BD2KGenomics / toil-rnaseq

UC Santa Cruz Computational Genomics Lab's Toil-based RNA-seq pipeline
Apache License 2.0
38 stars 10 forks source link

quantification for stranded data #177

Open yuankunzhu opened 5 years ago

yuankunzhu commented 5 years ago

--forward-prob was hard set to 0.5, while the documentation of that argument describes as:

Probability of generating a read from the forward strand of a transcript.
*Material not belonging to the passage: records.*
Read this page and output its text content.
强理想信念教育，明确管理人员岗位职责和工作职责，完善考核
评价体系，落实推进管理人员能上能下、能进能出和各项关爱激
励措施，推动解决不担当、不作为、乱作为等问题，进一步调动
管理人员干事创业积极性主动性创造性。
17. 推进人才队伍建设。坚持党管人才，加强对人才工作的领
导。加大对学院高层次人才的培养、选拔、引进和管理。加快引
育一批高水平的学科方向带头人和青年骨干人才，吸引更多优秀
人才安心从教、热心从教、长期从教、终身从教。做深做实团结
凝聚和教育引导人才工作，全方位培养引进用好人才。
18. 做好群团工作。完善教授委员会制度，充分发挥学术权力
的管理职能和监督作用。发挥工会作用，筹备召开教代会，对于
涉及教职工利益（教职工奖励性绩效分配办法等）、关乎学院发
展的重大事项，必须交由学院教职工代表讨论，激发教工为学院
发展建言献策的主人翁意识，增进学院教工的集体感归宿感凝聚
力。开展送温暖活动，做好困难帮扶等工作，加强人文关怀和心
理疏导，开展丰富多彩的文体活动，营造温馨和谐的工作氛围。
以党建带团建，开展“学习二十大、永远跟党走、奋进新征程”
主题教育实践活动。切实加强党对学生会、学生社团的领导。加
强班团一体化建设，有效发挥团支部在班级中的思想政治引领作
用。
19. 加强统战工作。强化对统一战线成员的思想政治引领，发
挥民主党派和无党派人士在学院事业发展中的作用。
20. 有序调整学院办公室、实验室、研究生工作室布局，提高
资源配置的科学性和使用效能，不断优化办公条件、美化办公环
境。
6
Set to 1 for a strand-specific protocol where all (upstream) reads are derived from the forward strand, 0 for a strand-specific protocol where all (upstream) read are derived from the reverse strand, or 0.5 for a non-strand-specific protocol. (Default: 0.5)

Should make this as a variable associated with the stranded status

actual code line: https://github.com/BD2KGenomics/toil-rnaseq/blob/master/src/toil_rnaseq/tools/quantifiers.py#L82

jvivian commented 5 years ago

@yuankunzhu — to clarify, you'd like to be able to modify this setting?

yuankunzhu commented 5 years ago

ultimately, this parameter should be set up according to the lib stranded status. So if the input data is stranded, such parameter should be 1 or 0; and if it's non-stranded, then 0.5 for example.

jvivian commented 5 years ago

@yuankunzhu — I see, thank you for the explanation. I'll look into how easy / fast it is to ascertain stranded status and see if I can add it to the workflow. If you have a fast tool you can recommend that'd be appreciated.

jvivian commented 5 years ago

This tool has a strand checker: https://hartleys.github.io/QoRTs/ but only works on BAM input files.

yuankunzhu commented 5 years ago

Thanks for looking into this @jvivian. I know Salmon could do such check up too: https://salmon.readthedocs.io/en/latest/salmon.html#what-s-this-libtype

As of version 0.7.0, Salmon also has the ability to automatically infer (i.e. guess) the library type based on how the first few thousand reads map to the transcriptome. To allow Salmon to automatically infer the library type, simply provide -l A or --libType A to Salmon.

hbeale commented 5 years ago

@yuankunzhu, I looked at the Salmon note too, but it can only detect what the aligner was told the data was, not whether the sequence data itself came from a stranded or unstranded library. I'm pretty sure this will have to be a parameter based on a human's knowledge of the library prep.

"Thus, for example, if the upstream aligner has been told to perform strand-aware mapping (i.e. to ignore potential alignments that don’t map in the expected manner), but the actual library is unstranded, automatic library type detection cannot detect this. It will attempt to detect the library type that is most consistent with the alignment that are provided."